Excellence est un mot qu’on entend souvent aujourd’hui à propos des universités et de la recherche, ce qui n’aurait rien d’anormal si l’excellence n’était pas si étroitement subordonnée à l’idée de classement. Il faut être les mieux classés ! L’objectif du Conseil Européen de Lisbonne était de faire de l’Union Européenne « l’économie de la connaissance la plus compétitive et la plus dynamique du monde ». Et la conclusion qu’on en a tirée, c’est qu’il nous faudrait pour cela un petit nombre « d’universités d’excellence » (world class universities). L’excellence impliquerait donc une politique de concentration des meilleurs et de séparation des « moins bien classés ».
APRES LE “PAQUET FISCAL”, LE “PAQUET UNIVERSITAIRE”

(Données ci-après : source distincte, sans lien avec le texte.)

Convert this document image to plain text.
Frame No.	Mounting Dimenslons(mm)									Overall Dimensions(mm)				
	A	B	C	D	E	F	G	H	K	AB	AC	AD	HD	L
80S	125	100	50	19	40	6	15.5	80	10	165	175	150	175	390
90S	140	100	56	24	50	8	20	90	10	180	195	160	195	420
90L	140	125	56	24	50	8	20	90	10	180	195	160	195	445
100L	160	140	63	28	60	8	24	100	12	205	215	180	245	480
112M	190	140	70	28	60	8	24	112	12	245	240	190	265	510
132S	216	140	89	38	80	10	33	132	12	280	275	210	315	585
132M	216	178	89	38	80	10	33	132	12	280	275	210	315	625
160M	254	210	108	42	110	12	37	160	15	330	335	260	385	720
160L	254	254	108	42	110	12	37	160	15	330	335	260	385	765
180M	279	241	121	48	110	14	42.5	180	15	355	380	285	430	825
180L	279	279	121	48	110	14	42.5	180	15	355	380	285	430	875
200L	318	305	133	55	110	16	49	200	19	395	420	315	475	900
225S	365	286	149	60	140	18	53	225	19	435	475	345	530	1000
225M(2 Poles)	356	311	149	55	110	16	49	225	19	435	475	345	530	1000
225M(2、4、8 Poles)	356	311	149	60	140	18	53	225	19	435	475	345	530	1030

L’idée centrale est qu’il faut réserver l’argent à un petit nombre de pôles et de projets. Le corollaire en est qu’on va instituer une stricte hiérarchie entre les universités dont la plupart vont se retrouver déclassées a priori. Sans doute a-t-on raison de dénoncer le saupoudrage des crédits. Mais le saupoudrage est souvent une conséquence de l’insuffisance globale de financement lorsqu’on ne veut rien sacrifier. Et la question est bien de savoir s’il est rationnel et juste de sacrifier tout ce qui n’est pas « classé dans l’excellence ».
UNE POLITIQUE CONTESTABLE
Tout d’abord, cette politique est contestable d’un simple point de vue économique. On peut citer, en contrepoint, le lancement par Barak Obama, en juillet 2009, d’un plan ambitieux de 12 milliards de dollars sur 10 ans, en faveur des community colleges. Ces institutions d’enseignement supérieur en deux ans ont été parfois comparées à nos IUT et nos BTS, mais elles rassemblent, de façon non sélective, 6 millions d’étudiants[2] (soit le tiers des étudiants américains) alors que les IUT en comptent, en chiffres ronds, 100.000 et les BTS 200.000. Donc, si on voulait établir une équivalence démographique, cette population des community colleges correspondrait aussi à une grande partie de nos étudiants de licence. Quoi qu’il en soit, voici ce que dit Barak Obama à l’occasion du lancement de son plan : « In an increasing competitive world economy,
UN CAS D’ECOLE : L’UNIVERSITE PARIS 13
Pour sortir des généralités, prenons l’exemple d’une université, Paris 13, que je connais bien pour l’avoir présidée, et qui est menacée de liquidation dans le processus actuel. La création de l’université Paris 13, à la suite des évènements de 1968 a représenté une innovation audacieuse, même si elle n’était pas explicitement assumée par le pouvoir politique d’alors. Avec l’université de Créteil, elle a été l’une des deux premières universités franciliennes réellement pluridisciplinaires. Mais surtout, cette implantation signifiait la présence, dans une banlieue populaire, d’une université à part entière qui contribuerait à la promotion supérieure des populations locales et au développement économique de leur territoire, dans un contexte de recherche de niveau international. Cette dernière option, ambitieuse, devait donner à ses missions une assurance de qualité que l’on ne trouve pas dans les simples « collèges universitaires ». Même si l’on considère que cette ambition aurait pu être mieux assumée si de vrais moyens lui en avaient été donnés, Paris 13 a su développer à côté de ses importants IUT et de ses formations professionnelles, des laboratoires de haut niveau.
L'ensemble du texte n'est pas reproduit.